Precious metals are soft which means they can scratch easily. The softest of the metals, platinum, can also dent very easily. You run the risk of it falling off or breaking if it gets caught on something, but that’s a risk when you aren’t on a run. Seeing as running is a contactless sport, any risk of damage to you or your jewelry is low.

The best metals to wear running are stainless steel and titanium alloys especially if you are cross-training and exposing yourself and your jewelry to chlorine. Regardless of your metal choice,  all of that sweat and exposure to grime will dull its shine, so you’ll need to clean it a little more often.

You’ll want to avoid breaking a sweat in costume jewelry. While some of it is very expensive, it does not have the same metal content that fine jewelry does. The precious metal plating on it might not be thick. Nickel, which is under the plating, is not a metal you want to be wearing if you are sweating. Sweat can cause corrosion of nickel that leads to the breakdown of Nickel that absorbs into the skin and causes an allergic reaction.

Nickel allergies are caused by prolonged contact with the metal combined with sweat. Often the nickel is plated with gold, silver or platinum in jewelry making but most often cheaper jewelry stops at the nickel plate, so the nickel is in direct contact with the skin.


While naturally occurring gemstones can be fragile your sweat isn’t going to do any damage. Gemstones like diamonds, rubies, and sapphires won’t scratch, but they can chip. Opals and pearls are delicate; earrings might be safe but any other jewelry that contains them should be removed.

Another factor you need to consider is the prongs that hold stones in can easily get caught in fabrics or get moved if they strike a piece of gym equipment. The good news is that running is not a contact sport and you won’t even encounter dumbbells or a Pilates mat.

Fabric Jewelry

Long ago in a place called the 1990s, the “in” thing was watches that had Velcro fabric bands. They were great. They went in the pool, you could camp, run, hike, go to the lake and do whatever you wanted, including showering, and your watch and band could take it all. After a while though, these watches started to stink and cause visible skin irritation. So did their friendship bracelet counterpart that was also popular at the time.

Any jewelry made of fabric like cotton, nylon or silk seems fine to run in, but all it’s going to do is absorb and trap your stinky sweat. Yes, it will dry out but so will your running clothes and then you’ll promptly wash them. No one wants to have to wash their jewelry. It’s not designed to become wet and dry numerous times over. You are going to eventually deal with mold or mildew in the fabric. The irritation of the fabric getting wet and rubbing your wrist or neck during your run, or after if you don’t remove it dry, could become a dermatological issue you don’t want to deal with.
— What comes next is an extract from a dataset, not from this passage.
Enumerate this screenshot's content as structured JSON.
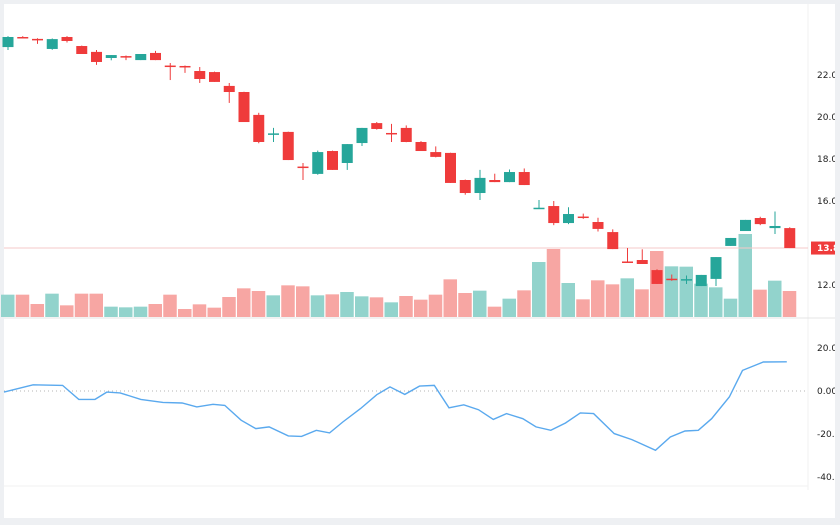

One thing to think about is swelling. This relates specifically to rings. Your wedding band, while it means a lot to you, could become very uncomfortable on long runs. If the upcoming summer is going to be hot and humid and you find yourself running insanely early to beat the summer heat, leaving your wedding band at home might be a good idea. If that bothers you or your spouse, spending a few dollars on a more forgiving silicon version might be your answer. Anytime your body swells around an object it can become painful. Wearing a silicon wedding band that will allow for some give will avoid uncomfortable hands. Regardless of the weather, you never know when swelling will occur.  It’s best to leave it at home.

Keeping It Safe

When you hop right out of bed in the morning your jewelry is most likely already off but when you hit the gym during your lunch or after work, you do have to deal with taking your jewelry off. The best thing to do is either invest in a padlock for your gym locker, use free lockers that self-lock or, if you are able, place the jewelry in a secure location in your office or car while no one is watching.